In a previous post, Marla discussed the parameters in which the artifacts were selected. Once we brought the artifacts over to the Nest, we were able to make custom stands for two of the three artifacts so that they would be stable on the scanner. Then we got to work!
So, how does it work?
Before the scanning starts, we set up preferences such as resolution, color mode, and the number of incremental scans, as well as positioning the object in the camera’s field of view. The higher the desired resolution, the longer the scanning process will take. Most of the objects we scanned took around one hour.
The scanner begins by taking a 2D image of the object then shoots out an array of red laser beams to capture the depth and texture of the object. Next, it completes a series of slow incremental rotations, based on the level of resolution selected, and performs the same 2D/3D rendering for each increment. The Next Engine software slowly builds the 3D model before your eyes as it layers the data captured by the scanner.
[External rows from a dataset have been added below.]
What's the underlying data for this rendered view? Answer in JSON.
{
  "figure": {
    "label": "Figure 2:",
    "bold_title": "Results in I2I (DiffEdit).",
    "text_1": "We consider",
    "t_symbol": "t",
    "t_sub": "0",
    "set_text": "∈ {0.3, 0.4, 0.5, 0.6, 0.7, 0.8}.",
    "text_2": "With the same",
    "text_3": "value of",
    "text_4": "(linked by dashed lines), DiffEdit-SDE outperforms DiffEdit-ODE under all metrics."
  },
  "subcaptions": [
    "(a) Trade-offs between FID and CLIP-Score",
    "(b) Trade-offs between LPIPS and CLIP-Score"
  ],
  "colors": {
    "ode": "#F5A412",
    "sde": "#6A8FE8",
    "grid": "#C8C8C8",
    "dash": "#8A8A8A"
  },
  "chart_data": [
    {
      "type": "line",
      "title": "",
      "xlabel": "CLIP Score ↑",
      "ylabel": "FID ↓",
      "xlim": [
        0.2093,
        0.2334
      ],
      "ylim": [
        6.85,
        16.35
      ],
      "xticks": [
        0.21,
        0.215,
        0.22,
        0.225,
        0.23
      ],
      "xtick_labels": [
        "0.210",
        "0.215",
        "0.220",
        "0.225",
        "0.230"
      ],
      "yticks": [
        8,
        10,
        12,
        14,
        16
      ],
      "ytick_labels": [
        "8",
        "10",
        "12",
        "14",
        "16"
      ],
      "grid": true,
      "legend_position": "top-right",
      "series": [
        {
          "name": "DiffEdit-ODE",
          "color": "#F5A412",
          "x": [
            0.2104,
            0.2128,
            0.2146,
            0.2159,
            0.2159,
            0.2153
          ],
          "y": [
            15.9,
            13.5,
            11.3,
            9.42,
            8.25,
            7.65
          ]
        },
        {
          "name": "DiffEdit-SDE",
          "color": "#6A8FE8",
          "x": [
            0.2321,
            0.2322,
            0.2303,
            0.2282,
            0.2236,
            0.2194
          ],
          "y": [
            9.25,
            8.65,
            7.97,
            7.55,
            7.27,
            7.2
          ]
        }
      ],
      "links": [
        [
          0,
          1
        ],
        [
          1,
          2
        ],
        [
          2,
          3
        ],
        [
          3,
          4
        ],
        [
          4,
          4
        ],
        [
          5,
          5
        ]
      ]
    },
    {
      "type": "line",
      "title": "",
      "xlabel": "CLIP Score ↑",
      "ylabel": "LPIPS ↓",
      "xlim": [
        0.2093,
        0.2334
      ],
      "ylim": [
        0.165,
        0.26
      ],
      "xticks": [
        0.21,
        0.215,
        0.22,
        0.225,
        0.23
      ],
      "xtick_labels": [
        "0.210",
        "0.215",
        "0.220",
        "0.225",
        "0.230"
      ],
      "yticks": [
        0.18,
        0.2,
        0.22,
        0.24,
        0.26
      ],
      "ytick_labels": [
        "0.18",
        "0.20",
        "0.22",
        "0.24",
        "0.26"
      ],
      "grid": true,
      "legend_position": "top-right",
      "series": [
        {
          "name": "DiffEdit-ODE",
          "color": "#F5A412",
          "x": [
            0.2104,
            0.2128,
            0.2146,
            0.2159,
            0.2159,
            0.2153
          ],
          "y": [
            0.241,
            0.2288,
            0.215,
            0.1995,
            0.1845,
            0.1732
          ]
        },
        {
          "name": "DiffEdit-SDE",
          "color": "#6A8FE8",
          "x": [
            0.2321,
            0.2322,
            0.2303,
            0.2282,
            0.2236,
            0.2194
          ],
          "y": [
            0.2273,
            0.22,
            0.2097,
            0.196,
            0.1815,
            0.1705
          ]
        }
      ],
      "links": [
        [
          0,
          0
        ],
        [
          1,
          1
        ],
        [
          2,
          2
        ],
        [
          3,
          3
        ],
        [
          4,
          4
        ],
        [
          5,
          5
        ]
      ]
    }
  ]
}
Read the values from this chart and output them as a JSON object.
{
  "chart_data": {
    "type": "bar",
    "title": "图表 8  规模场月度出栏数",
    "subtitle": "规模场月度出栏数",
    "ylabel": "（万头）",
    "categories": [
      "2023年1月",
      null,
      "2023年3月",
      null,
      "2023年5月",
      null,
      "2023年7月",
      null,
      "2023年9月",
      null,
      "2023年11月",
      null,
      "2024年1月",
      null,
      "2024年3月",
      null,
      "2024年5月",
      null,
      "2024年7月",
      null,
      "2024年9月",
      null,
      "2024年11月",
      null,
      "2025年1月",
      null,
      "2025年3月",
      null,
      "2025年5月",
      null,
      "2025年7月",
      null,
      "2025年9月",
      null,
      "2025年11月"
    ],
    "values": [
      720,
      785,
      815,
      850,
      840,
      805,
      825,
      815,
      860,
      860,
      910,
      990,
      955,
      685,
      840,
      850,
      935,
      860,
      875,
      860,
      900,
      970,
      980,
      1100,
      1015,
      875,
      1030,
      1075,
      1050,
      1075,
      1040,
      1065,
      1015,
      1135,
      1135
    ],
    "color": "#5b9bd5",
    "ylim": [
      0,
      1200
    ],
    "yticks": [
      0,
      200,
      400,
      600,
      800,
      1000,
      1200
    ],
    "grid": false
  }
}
After the scanning is complete, the 3-dimensional model of the artifact appears in the Next Engine software. Depending on how the artifact is scanned, there may be some holes in the model. This would be where the lasers may not have been able to reach, such as the top or the bottom of the artifact. There are ways to avoid holes by completing several scans of the same object (top, bottom, full 360) and then fusing them together. This is something I am looking forward to experimenting with in the future, but for our initial exploration we did a single scan.
In order to fill the holes in our model, I “polished” it using the Next Engine software. The program will automatically find and select holes in the model. Then you can use a paintbrush tool to select the areas in which you’d like to fill. This can also take some time and experimentation, especially with very high resolution scans where image rendering can use a lot of computing power.
Once the editing of the model is complete, it is ready to prepare for printing by saving it as a .stl file and opening it in the Makerbot Desktop software. In the software you can scale, rotate, and place your object in the desired location on the build plate. You can also preview how long the print will take. This artifact, which was approximately four inches tall, took about 5 hours to print.
The Makerbot 3D printer uses a material called PLA that is stored in a spool in the back of the machine. The PLA is heated in an extruder and lays down very thin layers of material to build the object from the bottom up. Think of it like a glorified glue gun! The makerbot will automatically add “support material” that will support the object as it is printing so that everything stays intact. Once it is finished printing, any support material easily breaks off from the print.